No need to dial up takeout to enjoy a zesty and tangy order of orange chicken. This homemade orange chicken recipe is full of flavor, and will hit the spot for your craving. It’s super easy to make this recipe. It’s the perfect dish when you’re busy and on the go, but don’t want to sacrifice a delicious meal.
Other Easy Asian Inspired Recipes
Better Than Takeout Fried Rice | Mongolian Beef | Ground Beef Bulgogi (Korean Beef Bowl) | Asian Chicken Lettuce Wraps | Honey Garlic Chicken | Easy Sesame Chicken | Slow Cooker Teriyaki Chicken | Korean Chicken | Chinese Chicken Salad

Orange Chicken
Ingredients
Chicken Ingredients:
- 4 boneless, skinless, chicken breasts cut into 1 inch pieces
- 4-5 tbsp sesame oil
- 3 eggs beaten
- 1½ cups flour
- ½ tsp salt
- ½ tsp ground white pepper
- ½ tsp onion powder
- ½ tsp cumin
- ½ tsp chili powder
Sauce Ingredients:
- 1 cup orange juice pulp free (I used Simply Orange Pulp Free)
- ½ cup sugar
- 2 tbsp rice vinegar
- 2 tbsp soy sauce
- ½ tsp ground ginger
- ½ tsp garlic powder
- Zest from 1 orange
- ¼ – ½ tsp red pepper flakes optional
- 1½ tbsp cornstarch
- 1½ tbsp water
Garnish:
- 5 green onions chopped
- Sesame seeds
- Orange Zest
Instructions
Chicken Directions:
- In a small bowl, add eggs and beat together with a whisk.
- In a medium bowl add flour, salt, ground white pepper, onion powder, cumin, and chili powder. Whisk together to combine.
- Take each piece of chicken and dip it in egg mixture, then dip in flour mixture to coat all sides of the chicken pieces. Set coated chicken on a plate until ready to put in the skillet.

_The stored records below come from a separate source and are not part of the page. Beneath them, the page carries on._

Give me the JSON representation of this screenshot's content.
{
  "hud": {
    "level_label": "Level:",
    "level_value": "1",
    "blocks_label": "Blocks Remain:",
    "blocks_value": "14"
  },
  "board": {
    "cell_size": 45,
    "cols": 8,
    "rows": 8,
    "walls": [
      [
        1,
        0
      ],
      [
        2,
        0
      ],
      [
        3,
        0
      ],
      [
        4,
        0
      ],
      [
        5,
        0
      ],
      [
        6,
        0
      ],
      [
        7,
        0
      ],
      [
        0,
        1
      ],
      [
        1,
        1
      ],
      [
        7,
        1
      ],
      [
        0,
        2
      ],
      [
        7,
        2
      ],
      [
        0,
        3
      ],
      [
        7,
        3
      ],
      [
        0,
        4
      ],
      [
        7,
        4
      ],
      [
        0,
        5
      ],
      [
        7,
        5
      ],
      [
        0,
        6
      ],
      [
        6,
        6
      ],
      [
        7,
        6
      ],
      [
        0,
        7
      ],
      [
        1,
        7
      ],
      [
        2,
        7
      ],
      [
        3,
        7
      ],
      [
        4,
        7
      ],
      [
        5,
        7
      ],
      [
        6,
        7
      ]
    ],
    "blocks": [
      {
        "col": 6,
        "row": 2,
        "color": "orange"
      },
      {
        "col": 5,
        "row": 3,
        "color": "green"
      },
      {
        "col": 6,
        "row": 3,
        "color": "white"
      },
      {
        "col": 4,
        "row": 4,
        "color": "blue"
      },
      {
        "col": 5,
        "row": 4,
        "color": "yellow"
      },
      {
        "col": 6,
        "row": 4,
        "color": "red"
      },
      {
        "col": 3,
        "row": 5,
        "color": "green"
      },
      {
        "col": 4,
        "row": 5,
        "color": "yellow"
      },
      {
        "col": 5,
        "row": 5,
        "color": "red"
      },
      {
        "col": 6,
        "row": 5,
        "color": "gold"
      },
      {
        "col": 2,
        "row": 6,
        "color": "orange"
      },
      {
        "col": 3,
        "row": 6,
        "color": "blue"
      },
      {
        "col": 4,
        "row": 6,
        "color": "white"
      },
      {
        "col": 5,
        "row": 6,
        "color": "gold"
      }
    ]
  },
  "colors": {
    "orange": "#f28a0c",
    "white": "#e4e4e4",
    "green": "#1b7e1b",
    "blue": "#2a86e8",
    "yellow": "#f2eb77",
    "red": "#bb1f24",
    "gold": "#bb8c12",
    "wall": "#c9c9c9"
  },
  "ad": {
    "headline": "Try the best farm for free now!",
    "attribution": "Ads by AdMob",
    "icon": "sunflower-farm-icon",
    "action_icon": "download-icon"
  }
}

- In a large skillet over medium heat add sesame oil. Once oil is hot and shimmering, add coated chicken to the skillet, one piece at a time.
- Once all chicken is added to the skillet and has browned on the bottom, individually turn each piece of chicken over and allow it to cook and brown on the other side. Once chicken is done cooking and browned on both sides remove to a paper towel lined plate.
Sauce Directions:
- While the chicken is cooking add orange juice, sugar, rice vinegar, soy sauce, ginger, garlic powder, zest from 1 orange, and red pepper flakes to a medium saucepan. Whisk together to combine. Turn heat to medium and allow sauce to boil 3-4 minutes, whisking often.

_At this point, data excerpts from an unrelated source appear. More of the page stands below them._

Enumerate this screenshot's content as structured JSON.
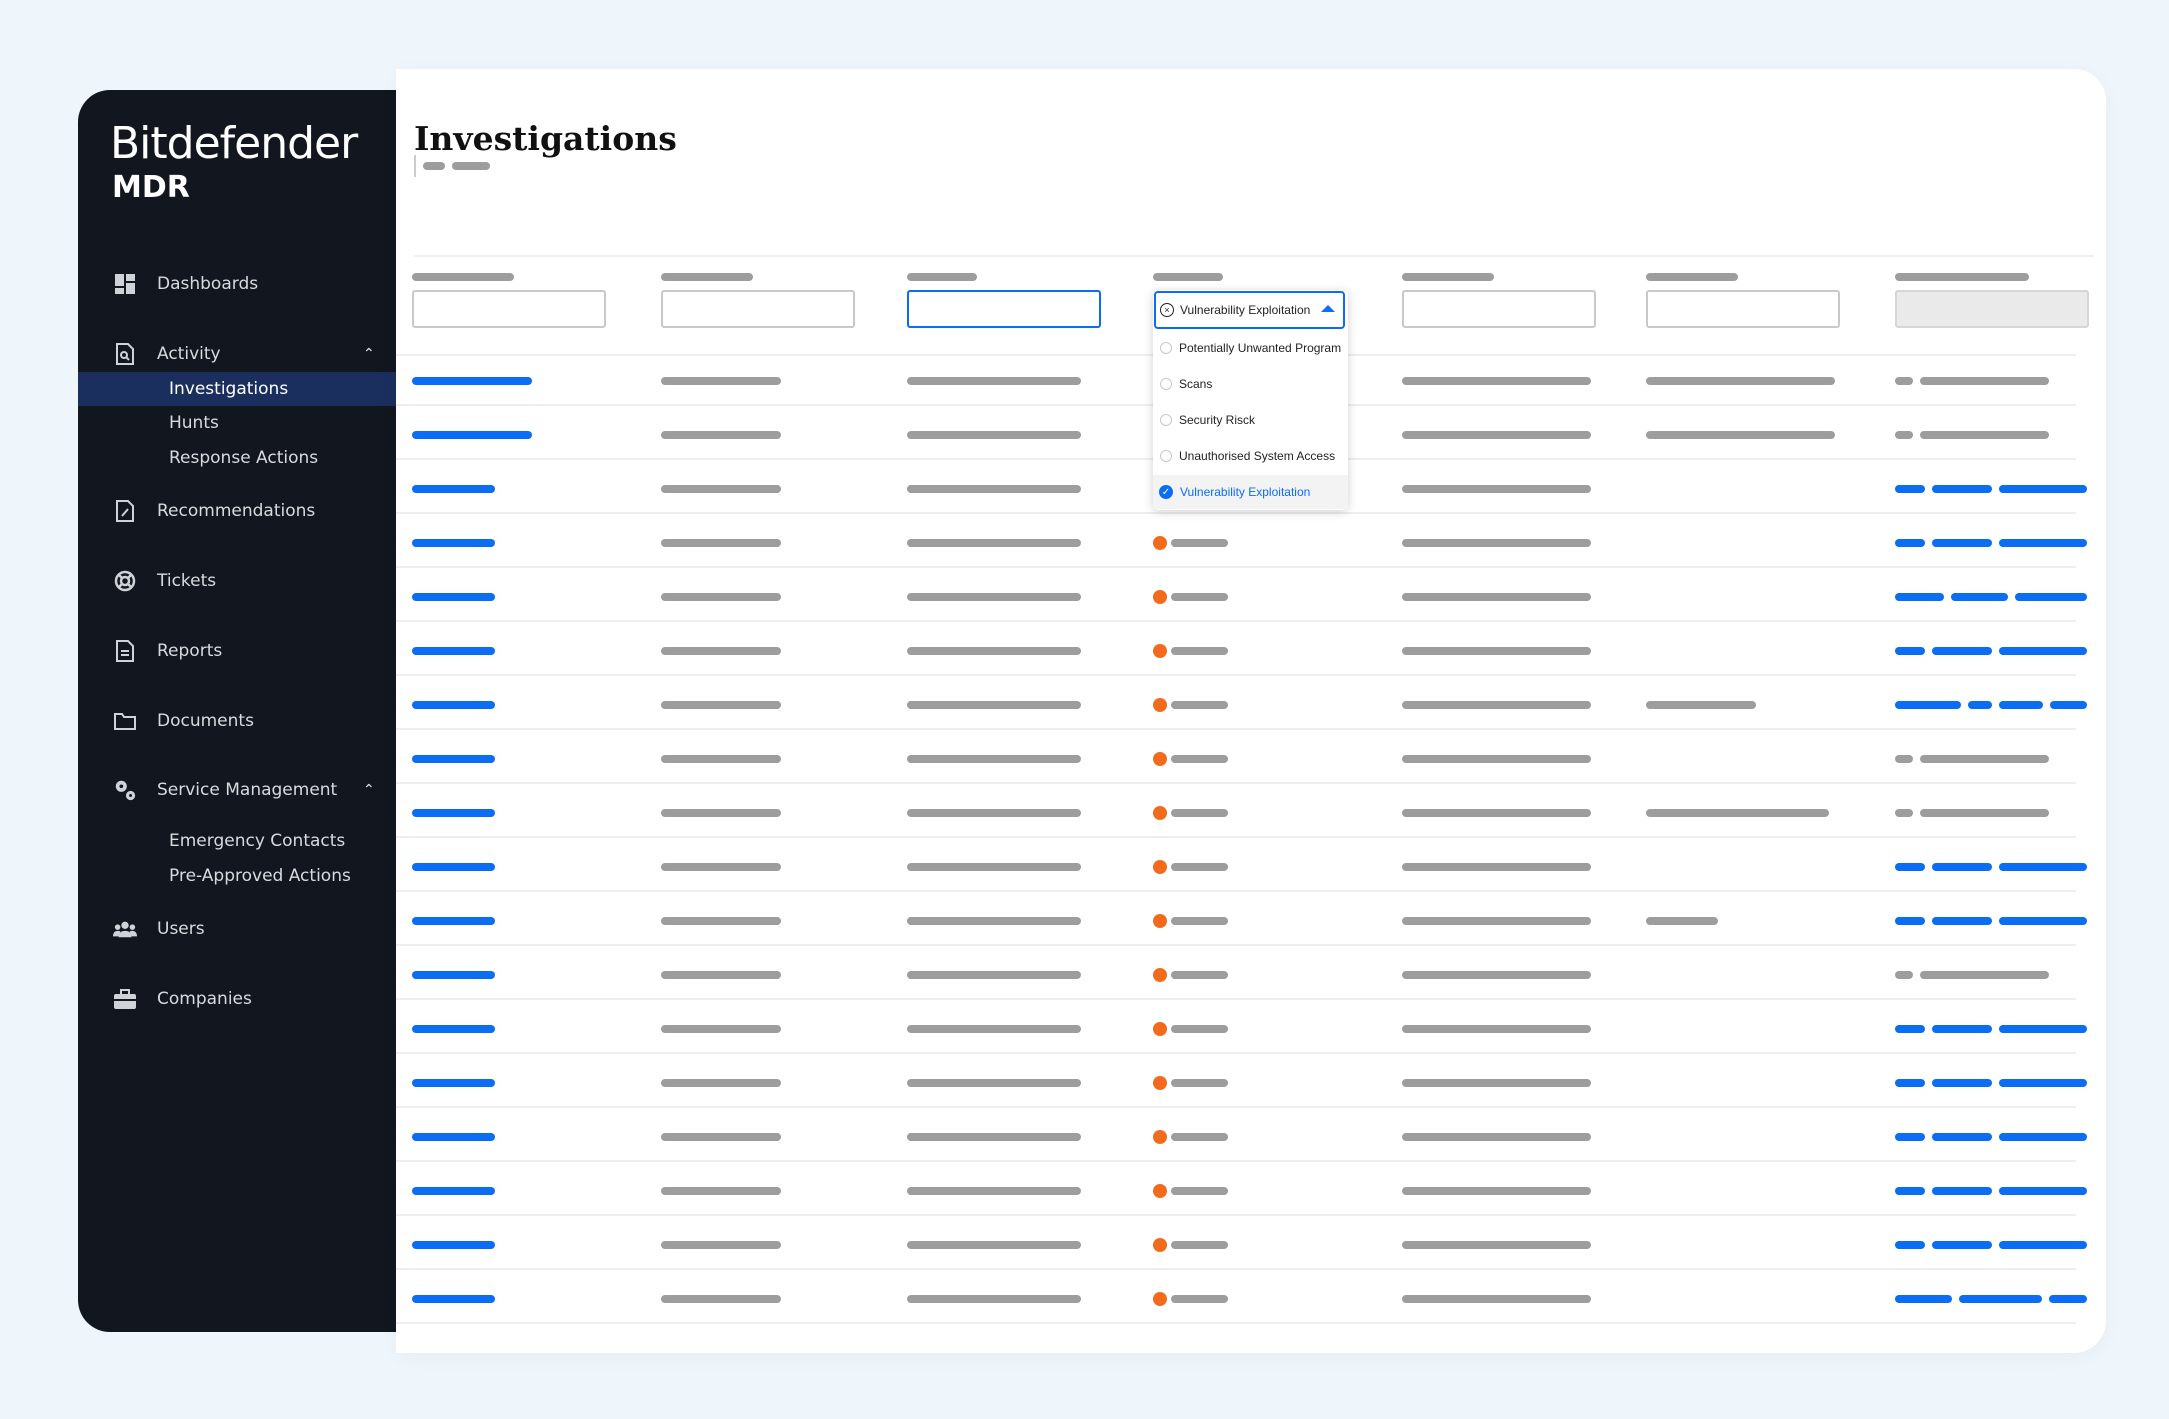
{
  "brand": {
    "name": "Bitdefender",
    "product": "MDR"
  },
  "sidebar": {
    "items": [
      {
        "label": "Dashboards",
        "icon": "dashboard-icon"
      },
      {
        "label": "Activity",
        "icon": "activity-icon",
        "expanded": true
      },
      {
        "label": "Investigations",
        "sub": true,
        "active": true
      },
      {
        "label": "Hunts",
        "sub": true
      },
      {
        "label": "Response Actions",
        "sub": true
      },
      {
        "label": "Recommendations",
        "icon": "recommendations-icon"
      },
      {
        "label": "Tickets",
        "icon": "lifebuoy-icon"
      },
      {
        "label": "Reports",
        "icon": "report-icon"
      },
      {
        "label": "Documents",
        "icon": "folder-icon"
      },
      {
        "label": "Service Management",
        "icon": "gears-icon",
        "expanded": true
      },
      {
        "label": "Emergency Contacts",
        "sub": true
      },
      {
        "label": "Pre-Approved Actions",
        "sub": true
      },
      {
        "label": "Users",
        "icon": "users-icon"
      },
      {
        "label": "Companies",
        "icon": "briefcase-icon"
      }
    ]
  },
  "page": {
    "title": "Investigations"
  },
  "filter_dropdown": {
    "selected": "Vulnerability Exploitation",
    "options": [
      {
        "label": "Potentially Unwanted Program",
        "checked": false
      },
      {
        "label": "Scans",
        "checked": false
      },
      {
        "label": "Security Risck",
        "checked": false
      },
      {
        "label": "Unauthorised System Access",
        "checked": false
      },
      {
        "label": "Vulnerability Exploitation",
        "checked": true
      }
    ]
  },
  "colors": {
    "accent": "#0b6cf4",
    "severity": "#f26b1d",
    "sidebar": "#12171f",
    "active_nav": "#1b2f5f"
  }
}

- In a separate small bowl add the cornstarch and water. Mix together until no lumps remain. Pour into boiling sauce mixture and whisk together. Continue to boil 1-2 additional minutes. Remove from heat and set aside to thicken as it sits.
- Place the browned chicken in a large mixing bowl and pour ¾ of the sauce over the top. Use tongs or a large spoon to gently toss and coat all chicken in sauce.
- Serve immediately over rice and garnish with green onions. Use extra sauce to pour over rice when serving.
Jenn’s Notes
- This recipe is very “spicy” if the optional red pepper flakes are added. I suggest tasting the sauce before you add in the optional red pepper flakes.
- You can usually find sesame oil in two places at the grocery store. It can be found in the baking aisle, in the oil section. You can also find it with the Asian foods as well. It is usually cheaper if you pick the oil that is in with the Asian foods. For some reason they charge twice as much for the sesame oils that are in the baking aisle.
- This recipe makes a little bit of extra sauce that can be used to pour over the rice when you’re serving it up!